The record does not support that reading.

Ismael Saibari scored in the second minute — the elapsed time closer to 71 seconds, via a Brahim Díaz pass after a defensive lapse from Grant Hanley. Morocco then held 78% possession across the first half. Scotland's substitutions arrived in the 71st minute. The final score did not move. The sequence here is not: Scotland competed and fell narrowly. The sequence is: Scotland conceded immediately, absorbed pressure for 88 minutes, and the scoreline closed at a margin the campaign can technically accommodate.

Those are different things. Scotland have a long habit of recording the second one as though it were the first.

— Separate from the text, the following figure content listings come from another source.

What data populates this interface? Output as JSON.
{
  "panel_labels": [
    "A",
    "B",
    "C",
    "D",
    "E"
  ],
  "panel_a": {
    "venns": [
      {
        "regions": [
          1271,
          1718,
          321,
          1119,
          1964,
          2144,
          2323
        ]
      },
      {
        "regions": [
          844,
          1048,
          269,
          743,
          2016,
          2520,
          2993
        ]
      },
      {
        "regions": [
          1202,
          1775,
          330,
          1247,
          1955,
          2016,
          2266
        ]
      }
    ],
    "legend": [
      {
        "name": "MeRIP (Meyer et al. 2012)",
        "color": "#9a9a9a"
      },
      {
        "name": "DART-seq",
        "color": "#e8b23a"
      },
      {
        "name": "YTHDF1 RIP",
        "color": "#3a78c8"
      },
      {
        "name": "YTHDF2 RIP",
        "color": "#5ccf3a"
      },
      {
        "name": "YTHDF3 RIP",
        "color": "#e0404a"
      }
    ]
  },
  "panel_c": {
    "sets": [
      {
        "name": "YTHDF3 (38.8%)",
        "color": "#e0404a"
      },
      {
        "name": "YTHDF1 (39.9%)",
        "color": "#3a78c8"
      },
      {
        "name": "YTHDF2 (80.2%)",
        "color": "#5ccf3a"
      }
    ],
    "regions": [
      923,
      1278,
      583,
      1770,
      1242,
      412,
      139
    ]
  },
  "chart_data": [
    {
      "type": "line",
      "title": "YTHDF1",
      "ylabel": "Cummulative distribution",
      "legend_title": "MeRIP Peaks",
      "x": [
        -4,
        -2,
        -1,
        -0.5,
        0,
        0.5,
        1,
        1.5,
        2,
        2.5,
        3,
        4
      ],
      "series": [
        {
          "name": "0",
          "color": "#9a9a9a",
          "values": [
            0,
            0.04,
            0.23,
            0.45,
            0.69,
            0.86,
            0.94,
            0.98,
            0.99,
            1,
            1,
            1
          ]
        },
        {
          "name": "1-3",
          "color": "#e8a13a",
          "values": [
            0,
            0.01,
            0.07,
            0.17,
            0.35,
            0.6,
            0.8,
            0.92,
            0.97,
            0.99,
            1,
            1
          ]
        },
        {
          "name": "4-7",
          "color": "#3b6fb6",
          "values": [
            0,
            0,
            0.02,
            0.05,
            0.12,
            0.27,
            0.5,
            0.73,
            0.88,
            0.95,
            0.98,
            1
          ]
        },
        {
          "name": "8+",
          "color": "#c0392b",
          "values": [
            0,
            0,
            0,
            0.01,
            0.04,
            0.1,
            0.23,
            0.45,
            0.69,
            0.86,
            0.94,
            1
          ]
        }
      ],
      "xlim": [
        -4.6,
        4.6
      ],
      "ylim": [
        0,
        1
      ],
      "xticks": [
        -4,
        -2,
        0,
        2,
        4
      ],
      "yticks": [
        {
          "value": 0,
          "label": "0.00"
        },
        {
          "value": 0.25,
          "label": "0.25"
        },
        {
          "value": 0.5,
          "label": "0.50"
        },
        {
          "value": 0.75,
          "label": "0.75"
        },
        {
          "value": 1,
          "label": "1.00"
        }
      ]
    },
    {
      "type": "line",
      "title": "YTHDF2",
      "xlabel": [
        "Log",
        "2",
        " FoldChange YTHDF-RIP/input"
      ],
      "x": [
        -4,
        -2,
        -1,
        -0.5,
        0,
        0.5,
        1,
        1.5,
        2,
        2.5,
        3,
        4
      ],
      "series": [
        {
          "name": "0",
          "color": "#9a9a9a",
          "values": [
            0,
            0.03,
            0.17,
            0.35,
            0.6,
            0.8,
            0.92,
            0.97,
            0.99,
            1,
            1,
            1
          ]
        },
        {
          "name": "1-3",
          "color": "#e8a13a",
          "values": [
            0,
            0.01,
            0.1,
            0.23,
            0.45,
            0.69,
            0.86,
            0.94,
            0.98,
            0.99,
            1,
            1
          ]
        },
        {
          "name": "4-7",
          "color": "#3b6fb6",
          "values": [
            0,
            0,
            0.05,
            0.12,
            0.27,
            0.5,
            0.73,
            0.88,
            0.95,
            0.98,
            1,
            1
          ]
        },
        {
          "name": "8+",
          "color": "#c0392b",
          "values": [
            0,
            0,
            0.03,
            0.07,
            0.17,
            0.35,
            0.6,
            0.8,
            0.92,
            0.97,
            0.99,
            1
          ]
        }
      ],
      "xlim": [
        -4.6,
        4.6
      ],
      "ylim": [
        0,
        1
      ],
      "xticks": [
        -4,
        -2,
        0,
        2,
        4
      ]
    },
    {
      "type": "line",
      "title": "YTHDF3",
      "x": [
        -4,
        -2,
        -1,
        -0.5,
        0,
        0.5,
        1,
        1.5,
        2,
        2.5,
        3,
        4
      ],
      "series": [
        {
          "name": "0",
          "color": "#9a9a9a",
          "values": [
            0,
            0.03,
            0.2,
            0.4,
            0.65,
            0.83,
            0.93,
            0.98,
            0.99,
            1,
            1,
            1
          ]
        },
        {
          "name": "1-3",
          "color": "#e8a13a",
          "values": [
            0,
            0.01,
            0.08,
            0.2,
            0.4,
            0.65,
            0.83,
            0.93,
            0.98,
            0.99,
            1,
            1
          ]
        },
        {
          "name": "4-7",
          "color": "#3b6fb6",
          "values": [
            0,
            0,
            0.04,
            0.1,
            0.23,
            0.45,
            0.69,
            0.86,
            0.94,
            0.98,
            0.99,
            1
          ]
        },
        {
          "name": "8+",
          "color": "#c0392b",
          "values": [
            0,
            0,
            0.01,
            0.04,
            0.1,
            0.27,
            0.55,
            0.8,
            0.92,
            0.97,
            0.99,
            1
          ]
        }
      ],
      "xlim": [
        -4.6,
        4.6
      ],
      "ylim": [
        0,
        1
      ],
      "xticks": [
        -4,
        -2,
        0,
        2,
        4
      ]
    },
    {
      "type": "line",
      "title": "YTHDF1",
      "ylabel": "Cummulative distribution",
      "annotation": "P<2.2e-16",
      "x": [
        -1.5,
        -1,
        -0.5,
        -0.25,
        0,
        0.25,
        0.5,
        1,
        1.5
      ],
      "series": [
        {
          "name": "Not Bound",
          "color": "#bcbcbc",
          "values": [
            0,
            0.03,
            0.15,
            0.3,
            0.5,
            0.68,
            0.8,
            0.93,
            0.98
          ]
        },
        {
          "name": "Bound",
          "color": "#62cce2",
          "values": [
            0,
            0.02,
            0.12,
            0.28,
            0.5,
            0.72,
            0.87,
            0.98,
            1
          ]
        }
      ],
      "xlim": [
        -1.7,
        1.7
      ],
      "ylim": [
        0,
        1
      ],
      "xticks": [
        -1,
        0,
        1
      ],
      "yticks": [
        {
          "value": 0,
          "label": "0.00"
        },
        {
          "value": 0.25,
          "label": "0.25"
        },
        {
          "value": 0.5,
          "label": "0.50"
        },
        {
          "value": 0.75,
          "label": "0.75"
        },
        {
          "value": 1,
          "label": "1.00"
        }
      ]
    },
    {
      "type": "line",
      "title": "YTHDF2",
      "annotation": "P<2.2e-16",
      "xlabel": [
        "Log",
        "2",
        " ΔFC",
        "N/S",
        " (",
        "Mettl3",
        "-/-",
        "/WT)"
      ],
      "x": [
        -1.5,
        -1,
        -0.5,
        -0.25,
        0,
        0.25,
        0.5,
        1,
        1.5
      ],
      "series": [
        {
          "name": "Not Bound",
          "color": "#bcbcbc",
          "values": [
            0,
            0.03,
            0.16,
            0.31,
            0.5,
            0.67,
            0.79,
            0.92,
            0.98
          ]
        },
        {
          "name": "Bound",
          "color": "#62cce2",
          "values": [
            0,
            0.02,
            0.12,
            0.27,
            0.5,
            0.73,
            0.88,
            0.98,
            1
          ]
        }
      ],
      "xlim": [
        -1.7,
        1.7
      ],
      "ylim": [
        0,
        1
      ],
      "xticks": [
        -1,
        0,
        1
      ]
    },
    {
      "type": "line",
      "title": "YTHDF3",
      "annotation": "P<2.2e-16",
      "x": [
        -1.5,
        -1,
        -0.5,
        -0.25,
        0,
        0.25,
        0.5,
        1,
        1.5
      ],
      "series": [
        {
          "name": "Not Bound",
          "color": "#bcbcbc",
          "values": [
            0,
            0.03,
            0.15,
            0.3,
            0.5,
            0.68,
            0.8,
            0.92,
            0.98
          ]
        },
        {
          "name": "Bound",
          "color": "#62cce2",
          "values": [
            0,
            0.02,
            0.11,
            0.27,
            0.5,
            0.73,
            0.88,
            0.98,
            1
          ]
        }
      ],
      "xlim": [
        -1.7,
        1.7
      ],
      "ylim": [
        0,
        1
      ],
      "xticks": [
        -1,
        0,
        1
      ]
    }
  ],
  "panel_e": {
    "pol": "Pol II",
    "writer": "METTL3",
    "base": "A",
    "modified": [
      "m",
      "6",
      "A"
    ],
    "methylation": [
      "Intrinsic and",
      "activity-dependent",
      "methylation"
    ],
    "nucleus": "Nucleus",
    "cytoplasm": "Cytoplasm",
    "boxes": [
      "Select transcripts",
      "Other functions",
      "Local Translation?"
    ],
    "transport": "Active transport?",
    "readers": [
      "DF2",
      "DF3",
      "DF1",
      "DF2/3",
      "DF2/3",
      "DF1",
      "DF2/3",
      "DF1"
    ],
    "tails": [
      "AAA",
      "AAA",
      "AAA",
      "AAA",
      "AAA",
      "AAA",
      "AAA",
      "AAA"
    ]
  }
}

Six times, across the documented history of this tournament, Scotland have entered a final group fixture requiring both a result and external assistance. On none of those six occasions have they proceeded to the knockout stage. What varies is the degree of hope attached to the dependency at the point it became dependency. What does not vary is the outcome.

The dependency is now Brazil, on 24 June in Miami. Scotland's own record against Brazil in World Cup football is not a source of structural confidence. More precisely: Scotland do not control their own fate. They controlled it across ninety minutes in Foxborough and surrendered control in the first of them.

A 1-0 defeat after 78% opposition possession in the first half is not a narrow escape from a better side. It is a narrow escape from a heavier defeat. Those are adjacent categories, not equivalent ones. The distinction matters when the ledger is being drawn up honestly.

The Disaster Index files this at 6.1. That number reflects survivable damage, not recovered ground. Scotland arrived in Boston with three points from one match. They leave with three points from two. The arithmetic of Group C still contains a path forward. That path now runs through a fixture Scotland cannot approach as favourites, in conditions that will not moderate on their behalf, contingent on a result in a parallel match over which they have no influence.

Avoidance of a second goal is a condition for remaining in contention. It is logged here as exactly that, no more. Scotland remain in their ninth World Cup finals. They have not yet progressed beyond the group stage in any of the previous eight. The margin was preserved. The structural question is unchanged.